We have an email dated May of 2021 from the chief counsel of the National Archives to Trump's lawyers. According to the email, White House counsel Pat Cipollone agreed the documents needed to be turned over.

What does, as an investigator, what does that add to all this?

MOORE: Well, it adds intent. As soon as somebody says, yes, we have something; we admit we shouldn't have them and we know we need to get them back to you. And then they don't follow through, you can take that as an intent not to comply with the law. The -- and it also talks to me, as an agent, about a problem between

Trump's counsel and Trump; when the counsel themselves say, yes, we're going to do this and obviously somewhere along the line, Trump or somebody working for him said, we're not going to go down that road.

This is very troubling and may -- may inform the FBI as to the fact that they have to go to further measures, measures I'm sure they understand the gravity of.

BOLDUAN: Yes, and one thing that we don't have in the reporting; that is, we have the email -- and that's from the National Archives -- what the communication was then between Trump's lawyers and Trump, with all of these pleas and all of these requests coming from the Archives.

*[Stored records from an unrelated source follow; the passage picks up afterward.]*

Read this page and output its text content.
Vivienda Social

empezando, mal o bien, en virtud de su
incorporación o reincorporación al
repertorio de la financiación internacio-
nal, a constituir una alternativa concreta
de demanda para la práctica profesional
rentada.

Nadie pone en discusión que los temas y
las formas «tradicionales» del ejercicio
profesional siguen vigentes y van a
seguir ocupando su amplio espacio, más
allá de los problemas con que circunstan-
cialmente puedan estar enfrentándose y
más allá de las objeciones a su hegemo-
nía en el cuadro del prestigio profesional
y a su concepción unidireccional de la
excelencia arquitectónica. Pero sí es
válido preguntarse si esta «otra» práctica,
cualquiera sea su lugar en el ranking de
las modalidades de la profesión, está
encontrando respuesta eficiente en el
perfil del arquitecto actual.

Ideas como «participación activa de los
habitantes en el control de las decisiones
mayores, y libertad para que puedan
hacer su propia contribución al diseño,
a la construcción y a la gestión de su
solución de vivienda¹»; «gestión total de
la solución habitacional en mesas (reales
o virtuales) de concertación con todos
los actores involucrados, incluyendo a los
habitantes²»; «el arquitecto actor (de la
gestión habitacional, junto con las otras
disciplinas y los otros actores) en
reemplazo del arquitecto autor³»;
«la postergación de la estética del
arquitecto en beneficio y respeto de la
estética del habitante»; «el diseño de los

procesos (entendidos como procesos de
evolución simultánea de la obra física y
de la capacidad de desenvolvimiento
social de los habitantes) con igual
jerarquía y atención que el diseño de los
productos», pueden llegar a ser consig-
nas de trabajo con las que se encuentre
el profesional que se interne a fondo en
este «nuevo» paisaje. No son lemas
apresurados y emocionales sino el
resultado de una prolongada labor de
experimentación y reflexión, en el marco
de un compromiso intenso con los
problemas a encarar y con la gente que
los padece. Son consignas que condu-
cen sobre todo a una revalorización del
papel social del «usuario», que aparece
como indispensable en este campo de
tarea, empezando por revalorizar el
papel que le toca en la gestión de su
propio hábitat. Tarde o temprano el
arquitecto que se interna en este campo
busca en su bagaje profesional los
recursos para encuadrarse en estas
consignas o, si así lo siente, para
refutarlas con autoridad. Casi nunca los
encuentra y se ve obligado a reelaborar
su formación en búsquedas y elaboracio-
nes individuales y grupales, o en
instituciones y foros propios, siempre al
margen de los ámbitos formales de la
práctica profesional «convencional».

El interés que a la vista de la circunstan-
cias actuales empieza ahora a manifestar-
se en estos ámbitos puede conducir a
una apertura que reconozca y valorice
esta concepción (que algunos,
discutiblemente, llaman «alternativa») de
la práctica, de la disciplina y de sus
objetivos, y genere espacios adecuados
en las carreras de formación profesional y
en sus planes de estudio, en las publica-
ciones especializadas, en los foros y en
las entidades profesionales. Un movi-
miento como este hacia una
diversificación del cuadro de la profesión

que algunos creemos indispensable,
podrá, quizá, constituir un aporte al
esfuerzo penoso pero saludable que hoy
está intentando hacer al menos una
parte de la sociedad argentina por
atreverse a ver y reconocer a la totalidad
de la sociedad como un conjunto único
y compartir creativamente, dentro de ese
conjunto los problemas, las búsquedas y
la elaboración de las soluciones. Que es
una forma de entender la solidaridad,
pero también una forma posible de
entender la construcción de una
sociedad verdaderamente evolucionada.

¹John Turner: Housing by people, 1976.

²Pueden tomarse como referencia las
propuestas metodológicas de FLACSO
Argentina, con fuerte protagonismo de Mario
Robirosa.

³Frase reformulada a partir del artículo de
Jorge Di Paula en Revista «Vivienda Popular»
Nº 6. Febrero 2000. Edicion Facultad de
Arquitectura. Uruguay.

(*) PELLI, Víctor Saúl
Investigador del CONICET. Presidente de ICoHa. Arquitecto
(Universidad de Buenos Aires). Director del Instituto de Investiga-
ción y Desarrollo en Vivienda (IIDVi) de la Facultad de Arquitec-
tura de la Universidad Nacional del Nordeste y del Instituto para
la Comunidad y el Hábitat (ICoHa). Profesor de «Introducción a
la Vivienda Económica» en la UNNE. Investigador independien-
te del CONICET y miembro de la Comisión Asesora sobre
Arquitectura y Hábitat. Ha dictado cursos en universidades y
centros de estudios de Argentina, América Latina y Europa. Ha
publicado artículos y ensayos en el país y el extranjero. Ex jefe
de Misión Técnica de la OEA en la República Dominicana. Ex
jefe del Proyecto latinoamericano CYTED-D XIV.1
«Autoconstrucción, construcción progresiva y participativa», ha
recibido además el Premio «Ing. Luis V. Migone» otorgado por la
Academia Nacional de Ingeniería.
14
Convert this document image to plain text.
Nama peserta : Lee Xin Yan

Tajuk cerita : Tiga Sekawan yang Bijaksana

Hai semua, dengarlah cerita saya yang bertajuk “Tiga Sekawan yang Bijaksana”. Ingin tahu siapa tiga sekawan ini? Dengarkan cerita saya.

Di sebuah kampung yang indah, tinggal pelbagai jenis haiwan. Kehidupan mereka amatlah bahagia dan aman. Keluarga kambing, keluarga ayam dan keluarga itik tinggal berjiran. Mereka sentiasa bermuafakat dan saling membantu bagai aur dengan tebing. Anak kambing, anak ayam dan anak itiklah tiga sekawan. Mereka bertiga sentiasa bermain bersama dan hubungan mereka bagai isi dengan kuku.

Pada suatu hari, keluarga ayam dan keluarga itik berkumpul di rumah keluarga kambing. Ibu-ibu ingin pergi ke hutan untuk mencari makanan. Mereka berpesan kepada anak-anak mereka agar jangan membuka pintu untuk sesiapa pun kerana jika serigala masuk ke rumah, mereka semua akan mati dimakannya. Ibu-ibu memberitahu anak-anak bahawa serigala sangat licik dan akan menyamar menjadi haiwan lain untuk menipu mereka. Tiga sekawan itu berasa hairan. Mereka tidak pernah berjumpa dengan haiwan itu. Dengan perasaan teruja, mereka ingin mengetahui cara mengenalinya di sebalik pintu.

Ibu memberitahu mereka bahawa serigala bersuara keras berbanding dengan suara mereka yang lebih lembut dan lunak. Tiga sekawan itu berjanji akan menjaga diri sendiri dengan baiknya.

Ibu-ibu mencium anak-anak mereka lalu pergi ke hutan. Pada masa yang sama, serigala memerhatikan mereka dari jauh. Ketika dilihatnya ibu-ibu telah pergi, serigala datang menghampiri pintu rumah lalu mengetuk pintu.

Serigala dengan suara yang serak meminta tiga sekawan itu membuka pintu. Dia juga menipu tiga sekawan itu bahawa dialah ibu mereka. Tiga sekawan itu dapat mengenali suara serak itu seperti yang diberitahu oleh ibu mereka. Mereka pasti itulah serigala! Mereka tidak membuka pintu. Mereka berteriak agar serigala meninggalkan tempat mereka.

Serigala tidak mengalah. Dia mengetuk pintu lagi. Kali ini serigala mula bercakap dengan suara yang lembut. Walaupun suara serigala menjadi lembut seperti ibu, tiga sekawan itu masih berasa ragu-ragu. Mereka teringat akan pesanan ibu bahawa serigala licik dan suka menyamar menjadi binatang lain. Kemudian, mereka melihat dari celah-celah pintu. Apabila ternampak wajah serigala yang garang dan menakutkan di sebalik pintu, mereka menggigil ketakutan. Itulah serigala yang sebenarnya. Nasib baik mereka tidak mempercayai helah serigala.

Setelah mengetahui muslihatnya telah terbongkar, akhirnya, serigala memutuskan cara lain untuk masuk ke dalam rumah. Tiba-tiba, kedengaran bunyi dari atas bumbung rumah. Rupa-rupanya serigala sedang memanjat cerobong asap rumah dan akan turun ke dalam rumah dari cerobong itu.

But nonetheless, it is where we are in this moment. It's great to see you both. Thank you very much.

MOORE: Thank you.

BOLDUAN: Coming up, floodwaters forcing more rescues and evacuations in Mississippi overnight. And now more life threatening rain is in store today in the Southeast. A live report is next.





BOLDUAN: New this morning, so-called trigger laws are putting the right to have an abortion possibly out of reach for millions of women. New laws go into effect today in Idaho, Tennessee and Texas.

Idaho's ban is being partially blocked by a federal judge, the court ruling that the state's criminal abortion statute conflicts with federal standards for emergency care.